Canada grants asylum to several Hong Kong activists: Support group
Several Hong Kong activists who protested the controversial security law imposed by Beijing have been granted asylum in Canada, according to a support group.
According to a statement posted by the New Hong Kong Cultural Club (NHKCC), this makes Canada the “very first country” to accept those who claimed refugee status because of their protests against the law. This was first reported by the Globe and Mail daily.
The NHKCC Canada also claimed that while 14 have been granted political refugee status, nearly another 30 had received claimant status, meaning their cases for asylum will be heard by the Immigration and Refugee Board or IRB.
News of granting such asylum came even as Prime Minister Justin Trudeau’s government faced criticism over allowing the visit of the husband and two children of a Huawei executive who is under house arrest in Vancouver.
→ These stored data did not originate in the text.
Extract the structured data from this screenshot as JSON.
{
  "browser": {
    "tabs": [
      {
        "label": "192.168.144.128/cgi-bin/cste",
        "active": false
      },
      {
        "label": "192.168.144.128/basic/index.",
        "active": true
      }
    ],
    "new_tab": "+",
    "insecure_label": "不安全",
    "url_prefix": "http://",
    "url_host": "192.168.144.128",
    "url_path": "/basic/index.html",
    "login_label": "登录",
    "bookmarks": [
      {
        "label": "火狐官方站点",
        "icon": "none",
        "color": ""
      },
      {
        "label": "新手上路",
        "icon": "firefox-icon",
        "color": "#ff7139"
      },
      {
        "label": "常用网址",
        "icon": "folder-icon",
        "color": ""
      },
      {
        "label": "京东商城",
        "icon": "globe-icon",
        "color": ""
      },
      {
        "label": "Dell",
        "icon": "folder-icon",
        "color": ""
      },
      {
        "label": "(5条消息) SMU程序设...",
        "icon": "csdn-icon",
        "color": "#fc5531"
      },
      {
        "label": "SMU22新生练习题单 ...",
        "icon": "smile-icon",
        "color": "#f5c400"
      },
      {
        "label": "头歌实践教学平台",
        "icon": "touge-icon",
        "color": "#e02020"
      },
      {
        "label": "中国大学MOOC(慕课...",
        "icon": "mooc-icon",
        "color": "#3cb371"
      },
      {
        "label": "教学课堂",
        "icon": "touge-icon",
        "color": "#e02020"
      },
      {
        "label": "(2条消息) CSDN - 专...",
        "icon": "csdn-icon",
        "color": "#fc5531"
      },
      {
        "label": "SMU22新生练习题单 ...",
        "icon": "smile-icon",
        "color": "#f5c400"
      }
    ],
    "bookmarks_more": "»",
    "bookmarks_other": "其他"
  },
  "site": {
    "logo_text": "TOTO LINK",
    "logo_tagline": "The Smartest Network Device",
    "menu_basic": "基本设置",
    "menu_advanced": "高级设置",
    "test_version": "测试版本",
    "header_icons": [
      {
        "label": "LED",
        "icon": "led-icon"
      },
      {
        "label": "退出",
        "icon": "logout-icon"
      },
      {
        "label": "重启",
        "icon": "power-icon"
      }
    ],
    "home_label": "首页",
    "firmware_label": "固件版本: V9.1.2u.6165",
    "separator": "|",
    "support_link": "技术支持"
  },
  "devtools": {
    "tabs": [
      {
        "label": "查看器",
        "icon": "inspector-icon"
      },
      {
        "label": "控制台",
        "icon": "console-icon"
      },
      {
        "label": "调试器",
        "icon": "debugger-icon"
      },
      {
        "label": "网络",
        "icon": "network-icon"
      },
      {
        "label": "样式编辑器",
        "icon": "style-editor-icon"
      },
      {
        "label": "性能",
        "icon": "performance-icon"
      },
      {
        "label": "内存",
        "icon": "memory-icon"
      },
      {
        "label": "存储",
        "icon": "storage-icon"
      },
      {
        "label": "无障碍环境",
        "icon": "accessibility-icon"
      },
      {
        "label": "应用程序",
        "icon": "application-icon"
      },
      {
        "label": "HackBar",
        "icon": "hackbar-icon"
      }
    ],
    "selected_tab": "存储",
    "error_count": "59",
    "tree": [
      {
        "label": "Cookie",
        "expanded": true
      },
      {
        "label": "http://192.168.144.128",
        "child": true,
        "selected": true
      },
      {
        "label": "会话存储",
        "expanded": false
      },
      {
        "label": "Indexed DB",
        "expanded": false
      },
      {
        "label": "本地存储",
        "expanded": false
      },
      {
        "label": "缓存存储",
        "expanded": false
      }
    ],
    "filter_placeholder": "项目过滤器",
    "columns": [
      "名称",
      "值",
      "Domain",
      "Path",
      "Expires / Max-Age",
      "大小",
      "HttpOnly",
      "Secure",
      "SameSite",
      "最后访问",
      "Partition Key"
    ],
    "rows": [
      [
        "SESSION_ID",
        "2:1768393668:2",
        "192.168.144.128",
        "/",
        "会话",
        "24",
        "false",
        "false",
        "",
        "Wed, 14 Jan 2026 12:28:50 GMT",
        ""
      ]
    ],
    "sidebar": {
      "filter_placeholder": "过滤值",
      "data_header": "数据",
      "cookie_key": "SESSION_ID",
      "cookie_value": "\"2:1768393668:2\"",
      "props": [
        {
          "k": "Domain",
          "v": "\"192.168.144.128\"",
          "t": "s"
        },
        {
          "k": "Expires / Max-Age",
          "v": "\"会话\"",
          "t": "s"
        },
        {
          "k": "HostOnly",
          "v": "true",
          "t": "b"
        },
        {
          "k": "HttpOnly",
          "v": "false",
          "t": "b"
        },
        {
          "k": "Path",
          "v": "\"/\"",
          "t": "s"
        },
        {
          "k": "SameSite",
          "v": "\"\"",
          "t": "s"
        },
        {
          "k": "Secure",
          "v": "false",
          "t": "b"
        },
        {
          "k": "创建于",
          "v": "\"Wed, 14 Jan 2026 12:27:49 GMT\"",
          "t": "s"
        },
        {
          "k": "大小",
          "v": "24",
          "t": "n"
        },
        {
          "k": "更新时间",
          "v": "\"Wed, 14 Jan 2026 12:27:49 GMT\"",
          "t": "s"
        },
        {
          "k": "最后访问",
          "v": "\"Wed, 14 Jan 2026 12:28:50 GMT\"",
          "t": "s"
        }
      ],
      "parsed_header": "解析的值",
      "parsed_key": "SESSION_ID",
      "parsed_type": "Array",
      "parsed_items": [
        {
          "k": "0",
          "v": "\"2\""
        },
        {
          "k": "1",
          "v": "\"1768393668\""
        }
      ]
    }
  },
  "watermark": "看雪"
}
Meng Wanzhou, the chief financial officer of the Chinese telecommunications firm, was arrested in December 2018, precipitating retaliation from Beijing which detained two Canadians, including a former diplomat, in what Trudeau has described was a act of “hostage diplomacy.”
Michael Kovrig and Michael Spavor remain in captivity in China but it now appears that Canada may have been permitted consular access to them in return for agreeing to the visit by Meng’s husband Liu Xiaozong in October, followed by their children joining them in December last year.
Opposition MP Raquel Dancho said: “The Liberals rolled out the red carpet and granted a special travel exemption for the Huawei CFO’s family to reunite in time for the holidays. This is an insult to the millions of Canadians who were told by this government not to visit loved ones.”
Rob Oliphant, Parliamentary Secretary to the Minister of Foreign Affairs, accepted that there was anger over the decision at granting special exemption of Meng’s family. “Do I understand Canadians’ outrage? Absolutely?” he said during a debate on the network CTV, but added this was a decision taken by officials at Immigration, Refugees and Citizenship Canada.
While the decision could not have been taken without the knowledge of the country’s top political leaders, given the sensitive nature of the case, multiple media outlets said the PMO has refused to comment on whether Trudeau was aware of this allowance being given to Meng’s family.